Patriot Ancestor / Monday, August 5th, 2013

John Curd, Jr. (1726-1802), SAR Patriot Number P-142344, DAR Ancestor # A028691

John Curd, Jr., was born on 14 April 1726 to John Curd (1706-1752) and Elizabeth Ann Price Curd (1707-1774)  in Henrico County, Virginia.  This part of Henrico County, above the fall line of the James River at Richmond, became Goochland County in 1728.  He married Lucy Brent (1735-1815) on 7 April 1759 in Lancaster County, on Virginia’s northern neck.  They had five sons and four daughters.  Both the Price and the Brent families had deep Virginia roots. 

John Curd served during 1781 in the Lincoln County (Virginia) militia in Captain John Martin’s company under the command of Colonel Stephen Trigg.  In 1782, he served in the companies of Captain Samuel Scott and Captain John Smith, under the command of Colonel Benjamin Logan.  Finally, also in 1782, he participated in the raid by General George Rogers Clark on the Shawnee tribes in Ohio in retribution for the Battle of Blue Licks in which Colonel Trigg had been killed. 

John Curd was one of at least ten related Curds from central Virginia who served the Patriot cause in the Revolutionary War.  About half of them are named John Curd, so they are frequently confused.  There is a pistol in the collection of the Daughters of the American Revolution in Washington, DC, that belonged to his cousin, also named John Curd  (1751-1819). 

During the 1780s, John Curd (1726-1797) was sent into Kentucky, the westernmost part of the Virginia, on official missions by the administration of Governor Patrick Henry.  The Virginia legislature deeded him 1600 acres of land for services rendered and, in about 1785, he moved with his wife and family to Kentucky.  He went first to Harrodsburg, during the time of his friend Daniel Boone.  The Kentucky Historical Society has the original of a receipt Daniel Boone signed, dated 12 November 1792, for a fee of $25 that John Curd paid to him for a survey Boone had conducted. 

In 1786, the Virginia legislature granted John Curd a charter, signed by Governor Patrick Henry, to operate a ferry across the Kentucky River.  The ferry was located at the mouth of the Dick’s (later Dix) River.  Curd was also authorized to build and operate tobacco inspection warehouses and a town at the ferry landing.

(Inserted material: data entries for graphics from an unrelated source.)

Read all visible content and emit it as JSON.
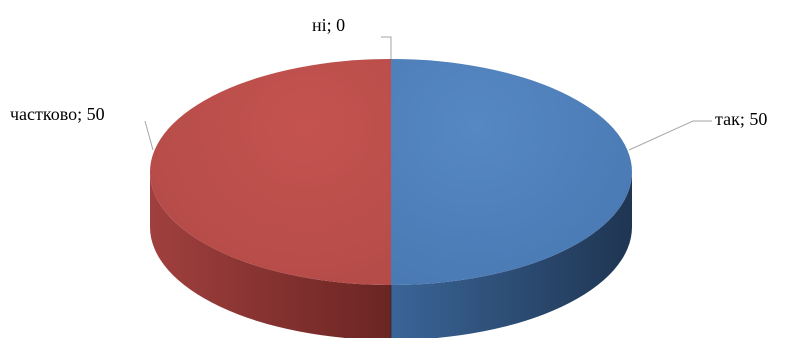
{
  "chart_data": {
    "type": "pie",
    "style": "3d",
    "slices": [
      {
        "label": "так",
        "value": 50,
        "display": "так; 50",
        "color": "#4f81bd",
        "side_color": "#2a4a72"
      },
      {
        "label": "частково",
        "value": 50,
        "display": "частково; 50",
        "color": "#c0504d",
        "side_color": "#7d2d2b"
      },
      {
        "label": "ні",
        "value": 0,
        "display": "ні; 0",
        "color": "#9bbb59",
        "side_color": "#5f7a30"
      }
    ],
    "data_labels": "category; value",
    "legend": "none"
  }
}
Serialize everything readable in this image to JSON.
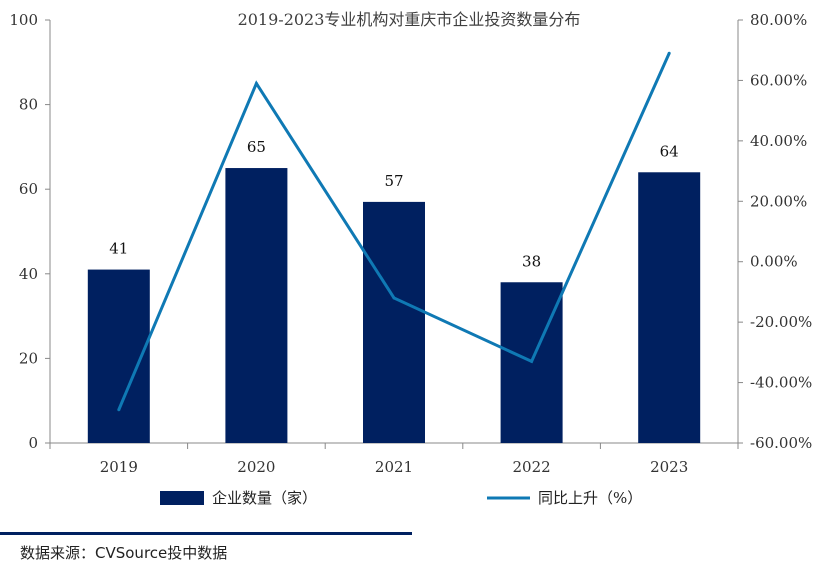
{
  "chart_data": {
    "type": "bar+line",
    "title": "2019-2023专业机构对重庆市企业投资数量分布",
    "categories": [
      "2019",
      "2020",
      "2021",
      "2022",
      "2023"
    ],
    "series": [
      {
        "name": "企业数量（家）",
        "type": "bar",
        "axis": "left",
        "values": [
          41,
          65,
          57,
          38,
          64
        ],
        "color": "#002060"
      },
      {
        "name": "同比上升（%）",
        "type": "line",
        "axis": "right",
        "values": [
          -49.0,
          59.0,
          -12.0,
          -33.0,
          69.0
        ],
        "color": "#0F79B4"
      }
    ],
    "left_axis": {
      "min": 0,
      "max": 100,
      "ticks": [
        "0",
        "20",
        "40",
        "60",
        "80",
        "100"
      ]
    },
    "right_axis": {
      "min": -60,
      "max": 80,
      "ticks": [
        "-60.00%",
        "-40.00%",
        "-20.00%",
        "0.00%",
        "20.00%",
        "40.00%",
        "60.00%",
        "80.00%"
      ]
    },
    "data_labels": [
      "41",
      "65",
      "57",
      "38",
      "64"
    ],
    "legend": [
      "企业数量（家）",
      "同比上升（%）"
    ],
    "legend_position": "bottom"
  },
  "footer": {
    "source": "数据来源：CVSource投中数据",
    "bar_color": "#002060"
  }
}
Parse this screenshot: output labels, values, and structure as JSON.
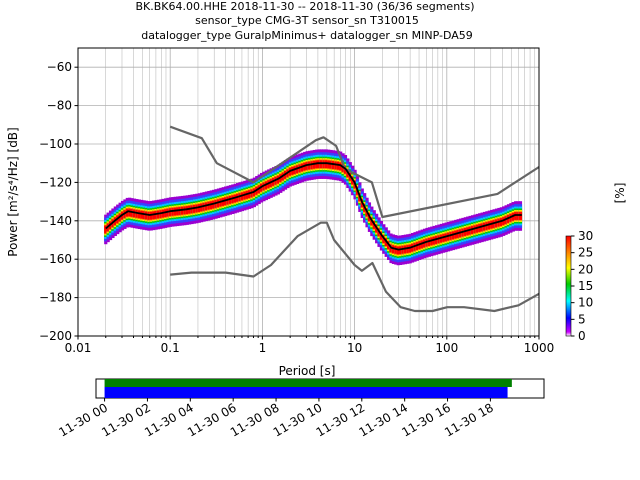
{
  "header": {
    "line1": "BK.BK64.00.HHE   2018-11-30 -- 2018-11-30  (36/36 segments)",
    "line2": "sensor_type CMG-3T sensor_sn T310015",
    "line3": "datalogger_type GuralpMinimus+ datalogger_sn MINP-DA59"
  },
  "chart_data": {
    "type": "heatmap",
    "subtype": "PPSD probabilistic power spectral density",
    "xlabel": "Period [s]",
    "ylabel": "Power [m²/s⁴/Hz] [dB]",
    "xscale": "log",
    "xlim": [
      0.01,
      1000
    ],
    "ylim": [
      -200,
      -50
    ],
    "x_ticks": [
      {
        "v": 0.01,
        "label": "0.01"
      },
      {
        "v": 0.1,
        "label": "0.1"
      },
      {
        "v": 1,
        "label": "1"
      },
      {
        "v": 10,
        "label": "10"
      },
      {
        "v": 100,
        "label": "100"
      },
      {
        "v": 1000,
        "label": "1000"
      }
    ],
    "y_ticks": [
      {
        "v": -60,
        "label": "−60"
      },
      {
        "v": -80,
        "label": "−80"
      },
      {
        "v": -100,
        "label": "−100"
      },
      {
        "v": -120,
        "label": "−120"
      },
      {
        "v": -140,
        "label": "−140"
      },
      {
        "v": -160,
        "label": "−160"
      },
      {
        "v": -180,
        "label": "−180"
      },
      {
        "v": -200,
        "label": "−200"
      }
    ],
    "grid": true,
    "colorbar": {
      "label": "[%]",
      "min": 0,
      "max": 30,
      "ticks": [
        {
          "v": 0,
          "label": "0"
        },
        {
          "v": 5,
          "label": "5"
        },
        {
          "v": 10,
          "label": "10"
        },
        {
          "v": 15,
          "label": "15"
        },
        {
          "v": 20,
          "label": "20"
        },
        {
          "v": 25,
          "label": "25"
        },
        {
          "v": 30,
          "label": "30"
        }
      ]
    },
    "series": [
      {
        "role": "high-noise-model",
        "color": "#666666",
        "points": [
          [
            0.1,
            -91
          ],
          [
            0.22,
            -97
          ],
          [
            0.32,
            -110
          ],
          [
            0.8,
            -120
          ],
          [
            3.8,
            -98
          ],
          [
            4.6,
            -96.5
          ],
          [
            6.3,
            -101
          ],
          [
            7.9,
            -113
          ],
          [
            15.4,
            -120
          ],
          [
            20,
            -138
          ],
          [
            354.8,
            -126
          ],
          [
            1000,
            -112
          ]
        ]
      },
      {
        "role": "low-noise-model",
        "color": "#666666",
        "points": [
          [
            0.1,
            -168
          ],
          [
            0.17,
            -167
          ],
          [
            0.4,
            -167
          ],
          [
            0.8,
            -169
          ],
          [
            1.24,
            -163
          ],
          [
            2.4,
            -148
          ],
          [
            4.3,
            -141
          ],
          [
            5,
            -141
          ],
          [
            6,
            -150
          ],
          [
            10,
            -163
          ],
          [
            12,
            -166
          ],
          [
            15.6,
            -162
          ],
          [
            21.9,
            -177
          ],
          [
            31.6,
            -185
          ],
          [
            45,
            -187
          ],
          [
            70,
            -187
          ],
          [
            101,
            -185
          ],
          [
            154,
            -185
          ],
          [
            328,
            -187
          ],
          [
            600,
            -184
          ],
          [
            1000,
            -178
          ]
        ]
      },
      {
        "role": "mode",
        "color": "#000000",
        "points": [
          [
            0.02,
            -144
          ],
          [
            0.025,
            -140
          ],
          [
            0.03,
            -137
          ],
          [
            0.035,
            -135
          ],
          [
            0.045,
            -136
          ],
          [
            0.06,
            -137
          ],
          [
            0.08,
            -136
          ],
          [
            0.1,
            -135
          ],
          [
            0.15,
            -134
          ],
          [
            0.2,
            -133
          ],
          [
            0.3,
            -131
          ],
          [
            0.5,
            -128
          ],
          [
            0.8,
            -125
          ],
          [
            1,
            -122
          ],
          [
            1.5,
            -118
          ],
          [
            2,
            -114
          ],
          [
            3,
            -111
          ],
          [
            4,
            -110
          ],
          [
            5,
            -110
          ],
          [
            6,
            -110.5
          ],
          [
            7,
            -111
          ],
          [
            8,
            -113
          ],
          [
            10,
            -120
          ],
          [
            12,
            -130
          ],
          [
            15,
            -139
          ],
          [
            20,
            -148
          ],
          [
            25,
            -154
          ],
          [
            30,
            -155
          ],
          [
            40,
            -154
          ],
          [
            60,
            -151
          ],
          [
            100,
            -148
          ],
          [
            200,
            -144
          ],
          [
            400,
            -140
          ],
          [
            550,
            -137
          ],
          [
            650,
            -137
          ]
        ]
      },
      {
        "role": "upper-mode",
        "color": "#9b00d0",
        "points": [
          [
            0.03,
            -127
          ],
          [
            0.05,
            -133
          ],
          [
            0.1,
            -130
          ],
          [
            0.3,
            -127
          ],
          [
            0.6,
            -120
          ],
          [
            1,
            -115
          ],
          [
            1.5,
            -112
          ],
          [
            3,
            -108
          ],
          [
            5,
            -103
          ],
          [
            8,
            -101
          ],
          [
            12,
            -101
          ],
          [
            20,
            -99
          ],
          [
            28,
            -98
          ],
          [
            35,
            -100
          ],
          [
            50,
            -106
          ],
          [
            70,
            -114
          ],
          [
            100,
            -124
          ],
          [
            150,
            -128
          ],
          [
            300,
            -126
          ],
          [
            500,
            -116
          ],
          [
            650,
            -116
          ]
        ]
      }
    ]
  },
  "time_axis": {
    "tick_labels": [
      "11-30 00",
      "11-30 02",
      "11-30 04",
      "11-30 06",
      "11-30 08",
      "11-30 10",
      "11-30 12",
      "11-30 14",
      "11-30 16",
      "11-30 18"
    ],
    "range_hours": [
      -0.4,
      20.5
    ],
    "data_start_hour": 0,
    "data_end_hour": 19.0,
    "processed_end_hour": 18.8,
    "colors": {
      "data": "#008000",
      "processed": "#0000ff"
    }
  }
}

John Curd built a house, which still stands near Wilmore, Kentucky, high on the right (east) bank of the Kentucky River.  The house is symmetrical, one and one half story Federal style, of Flemish bond brick, with a central passage.  It was placed on the National Register of Historic Places in 1984.  There is a family cemetery at the west end of the house, perhaps the final resting place of John Curd and other members of his family.  (Another possible burial site is near Shakertown and the now-extinct Curdsville, across the river in today’s Mercer County.)  There is a state historical marker at the entrance road to his house, by the hand laid stone wall.

Kentucky was admitted to the Union as the 15th state on 1 June 1792.  Kentucky then consisted of three counties — Lincoln, Fayette, and Jefferson; it now has 120 counties.  Mercer County was split from Lincoln in 1785.  The property upon which the John Curd house stands is now in Jessamine County, formed out of Mercer in 1798.   

John Curd died, in what was then Mercer County, Kentucky, before December 1797, when his sons and executors conducted an estate sale. 

Citation: Curd, Daniel S: The Curd Family in America: Eight Generations, published by the author, 2020, Madison, Wisconsin, pp.  20-21.